DC took CMX’s site down yesterday evening. I kind of (very much) hate them for that, but if you search “CMX” in the search bar on the main DC page it redirects you to, you’ll get a 48-page list of all the volumes CMX published (477 volumes! i had no idea they published so many books!). Or for recommendations/more accessible info, look up some of the manga blogs around—Manga Curmudgeon, Slightly Biased Manga, MangaBlog and many others. Lots of folks are discussing the series they loved and will miss.


Thanks for those recommendations. Reading these lists just upsets me that DC did nothing to promote these series. Some of these sound really interesting, and obviously loved by their readers. I now wish I could’ve found these titles earlier to support them. There’s about a half dozen I want to try, but there’s no point if they never will be completed. Sad


I understand how you feel completely. Like Lissa, I had read almost no CMX until about two weeks prior to the announced shuttering. I was going to go through all of their titles, and find the best of the best for a project. I received several volumes of CMX titles I’d ordered in the mail on the Tuesday the closure was announced.

People’s reactions are a) “CMX, aren’t they the people who tried to take the panty shots out of Tenjho Tenge?” b) “Was CMX still around?” and c) “They never put out anything I heard of or cared about.” But now the buzz and the recommendations are going around. There’s going to be a time delay, but it’s only after we take our fifth step or so that we’ll understand what a grievous loss this was, when we suddenly keel over.
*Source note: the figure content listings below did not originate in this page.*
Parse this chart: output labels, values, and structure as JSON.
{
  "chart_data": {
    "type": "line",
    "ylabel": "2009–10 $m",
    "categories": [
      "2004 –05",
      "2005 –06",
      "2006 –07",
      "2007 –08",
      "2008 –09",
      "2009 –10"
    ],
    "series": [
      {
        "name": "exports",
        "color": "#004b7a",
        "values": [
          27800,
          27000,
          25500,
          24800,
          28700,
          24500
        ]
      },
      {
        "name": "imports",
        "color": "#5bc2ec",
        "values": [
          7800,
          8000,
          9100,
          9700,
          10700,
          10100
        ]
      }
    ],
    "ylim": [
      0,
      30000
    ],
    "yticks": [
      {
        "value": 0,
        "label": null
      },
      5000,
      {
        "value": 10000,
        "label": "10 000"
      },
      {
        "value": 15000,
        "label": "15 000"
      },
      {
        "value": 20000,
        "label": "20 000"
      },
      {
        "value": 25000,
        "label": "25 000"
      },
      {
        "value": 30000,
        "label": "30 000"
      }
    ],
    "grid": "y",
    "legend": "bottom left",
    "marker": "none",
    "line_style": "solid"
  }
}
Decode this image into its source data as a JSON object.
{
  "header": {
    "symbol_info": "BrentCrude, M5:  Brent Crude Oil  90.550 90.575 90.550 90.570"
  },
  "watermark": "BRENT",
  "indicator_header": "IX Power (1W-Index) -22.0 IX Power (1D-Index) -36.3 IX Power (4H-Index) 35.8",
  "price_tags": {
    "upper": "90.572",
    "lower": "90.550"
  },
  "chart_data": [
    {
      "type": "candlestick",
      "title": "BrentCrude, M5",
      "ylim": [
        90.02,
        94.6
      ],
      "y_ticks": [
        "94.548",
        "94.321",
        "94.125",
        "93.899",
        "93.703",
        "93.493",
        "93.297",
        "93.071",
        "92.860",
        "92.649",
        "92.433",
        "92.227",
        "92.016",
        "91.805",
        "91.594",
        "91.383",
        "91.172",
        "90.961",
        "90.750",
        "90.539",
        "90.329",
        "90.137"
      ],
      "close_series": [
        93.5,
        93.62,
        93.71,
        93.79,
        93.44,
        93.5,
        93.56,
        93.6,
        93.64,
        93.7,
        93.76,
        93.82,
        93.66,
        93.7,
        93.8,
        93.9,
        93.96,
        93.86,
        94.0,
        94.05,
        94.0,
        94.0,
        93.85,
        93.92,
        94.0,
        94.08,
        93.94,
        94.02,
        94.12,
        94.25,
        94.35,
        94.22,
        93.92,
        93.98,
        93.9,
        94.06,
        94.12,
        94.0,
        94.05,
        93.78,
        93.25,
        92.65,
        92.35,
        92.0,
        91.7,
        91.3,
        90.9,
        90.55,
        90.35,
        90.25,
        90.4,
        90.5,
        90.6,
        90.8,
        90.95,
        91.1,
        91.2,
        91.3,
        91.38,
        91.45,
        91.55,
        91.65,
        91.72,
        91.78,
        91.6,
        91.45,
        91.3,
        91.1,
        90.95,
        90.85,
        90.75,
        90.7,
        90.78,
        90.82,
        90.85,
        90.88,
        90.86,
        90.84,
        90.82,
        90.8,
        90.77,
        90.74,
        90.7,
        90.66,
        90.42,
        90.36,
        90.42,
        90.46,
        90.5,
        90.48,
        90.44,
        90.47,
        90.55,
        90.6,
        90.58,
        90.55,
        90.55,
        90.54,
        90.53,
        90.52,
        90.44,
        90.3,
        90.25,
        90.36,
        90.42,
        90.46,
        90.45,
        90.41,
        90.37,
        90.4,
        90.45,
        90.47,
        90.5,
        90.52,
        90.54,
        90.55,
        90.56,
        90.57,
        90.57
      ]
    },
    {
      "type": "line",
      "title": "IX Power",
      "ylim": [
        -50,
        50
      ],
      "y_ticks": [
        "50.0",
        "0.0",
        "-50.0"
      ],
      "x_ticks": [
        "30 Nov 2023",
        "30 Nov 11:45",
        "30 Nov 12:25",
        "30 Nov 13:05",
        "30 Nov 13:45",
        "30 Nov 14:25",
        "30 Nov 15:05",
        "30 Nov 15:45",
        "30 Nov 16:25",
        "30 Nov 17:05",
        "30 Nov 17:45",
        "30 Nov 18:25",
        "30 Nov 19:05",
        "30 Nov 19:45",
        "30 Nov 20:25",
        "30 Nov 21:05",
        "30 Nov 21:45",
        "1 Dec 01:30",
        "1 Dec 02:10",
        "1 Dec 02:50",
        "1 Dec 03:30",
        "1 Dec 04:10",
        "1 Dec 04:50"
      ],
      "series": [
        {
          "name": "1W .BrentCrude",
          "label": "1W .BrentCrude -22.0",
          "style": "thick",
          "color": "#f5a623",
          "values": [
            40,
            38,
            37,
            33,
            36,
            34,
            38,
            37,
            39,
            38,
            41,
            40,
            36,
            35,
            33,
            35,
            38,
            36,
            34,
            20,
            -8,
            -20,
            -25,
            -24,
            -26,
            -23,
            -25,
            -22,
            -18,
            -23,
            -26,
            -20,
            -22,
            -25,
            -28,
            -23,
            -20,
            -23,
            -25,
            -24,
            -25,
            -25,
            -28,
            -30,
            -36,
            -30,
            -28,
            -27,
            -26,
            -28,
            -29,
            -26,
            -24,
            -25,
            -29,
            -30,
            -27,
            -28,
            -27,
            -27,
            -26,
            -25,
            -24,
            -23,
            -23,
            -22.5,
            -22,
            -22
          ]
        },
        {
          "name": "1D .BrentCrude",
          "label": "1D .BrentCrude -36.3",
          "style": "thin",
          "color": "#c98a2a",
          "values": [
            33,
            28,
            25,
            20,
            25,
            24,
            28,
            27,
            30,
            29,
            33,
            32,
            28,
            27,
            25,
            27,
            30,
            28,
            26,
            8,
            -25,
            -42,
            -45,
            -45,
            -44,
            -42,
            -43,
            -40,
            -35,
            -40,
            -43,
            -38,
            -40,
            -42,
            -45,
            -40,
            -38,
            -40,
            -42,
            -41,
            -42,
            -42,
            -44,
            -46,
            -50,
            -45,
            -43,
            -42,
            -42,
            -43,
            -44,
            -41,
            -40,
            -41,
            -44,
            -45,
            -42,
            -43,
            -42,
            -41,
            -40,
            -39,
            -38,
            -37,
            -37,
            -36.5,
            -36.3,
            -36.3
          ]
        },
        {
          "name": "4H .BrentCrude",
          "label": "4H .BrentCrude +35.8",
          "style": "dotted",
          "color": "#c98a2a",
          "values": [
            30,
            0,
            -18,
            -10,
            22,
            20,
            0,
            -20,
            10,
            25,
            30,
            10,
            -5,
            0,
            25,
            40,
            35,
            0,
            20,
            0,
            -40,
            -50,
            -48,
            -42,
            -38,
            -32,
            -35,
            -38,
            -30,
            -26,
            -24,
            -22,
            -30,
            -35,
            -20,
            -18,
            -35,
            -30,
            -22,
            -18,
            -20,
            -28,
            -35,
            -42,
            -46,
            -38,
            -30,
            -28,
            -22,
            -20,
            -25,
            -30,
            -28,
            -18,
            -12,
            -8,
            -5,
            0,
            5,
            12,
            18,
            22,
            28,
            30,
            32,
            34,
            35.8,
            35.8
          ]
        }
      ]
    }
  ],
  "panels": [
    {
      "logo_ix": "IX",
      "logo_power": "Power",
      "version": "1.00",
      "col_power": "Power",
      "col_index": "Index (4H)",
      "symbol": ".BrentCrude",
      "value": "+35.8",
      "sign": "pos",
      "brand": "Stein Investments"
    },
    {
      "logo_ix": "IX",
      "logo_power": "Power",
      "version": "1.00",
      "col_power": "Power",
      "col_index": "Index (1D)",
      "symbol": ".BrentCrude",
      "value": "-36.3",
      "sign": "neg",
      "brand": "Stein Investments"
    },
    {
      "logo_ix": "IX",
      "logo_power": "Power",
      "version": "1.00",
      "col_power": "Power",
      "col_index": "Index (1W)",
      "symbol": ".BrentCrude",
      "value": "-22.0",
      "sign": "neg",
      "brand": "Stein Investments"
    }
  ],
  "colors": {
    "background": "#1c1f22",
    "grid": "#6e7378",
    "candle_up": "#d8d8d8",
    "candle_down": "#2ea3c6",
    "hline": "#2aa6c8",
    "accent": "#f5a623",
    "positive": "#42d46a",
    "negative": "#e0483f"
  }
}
CMX put out over 70 titles, and only around 33 titles are unfinished or unreleased, so there’s still quite a lot to appreciate. I would recommend looking up Shaenon Garrity’s Overlooked Manga Festival entries for Swan, From Eroica With Love, and Moon Child to see the kind of stuff we (mostly) all missed.

I learned not to underestimate a lot of CMX’s catalog. Emma and Astral Project are widely regarded as classics, as is Gon. I love Fire Investigator Nanase, a shonen series that’s taught me several tell-tale signs of arson, and Monster Collection, a TCG tie-in that is actually good. And who knew that a shoujo Yu-Gi-Oh would work? Someone at CMX did, and they brought it to us. It’s just a shame DC gave them no bookstore access and almost no marketing.

I just heard a comedienne talk about trying to learn Japanese, pataphrasing: “So, Japanese has three writing systems, THREE! and one of them, Kanji, is basically Chinese characters pronounced in Japanese. That’s when I gave up; no way was I gonna learn a language that’s like ‘learn Chinese, then turn to page 2′”! :P

Good luck! Don’t give up! Those scans of Swan look stunning!
I’m still in the “rage” stage of my mourning of CMX, and I hate those DC bastards that took Apothecarius Argentum away from me!!! Grrr!


June 5, 2010 at 5:10 am

For a year, I tried to learn Japanese, and I gave up for a lack of time to immerse myself into the subject.

The Swan books look so awesome. Oh yes, and I know, there are beautiful books about From Eroica with Love as well. The Japanese know how to do it.

Nevertheless, I , too, won’t give up hope that maybe some other publisher will take over the titles CMX published. I would be especially glad about Eroica.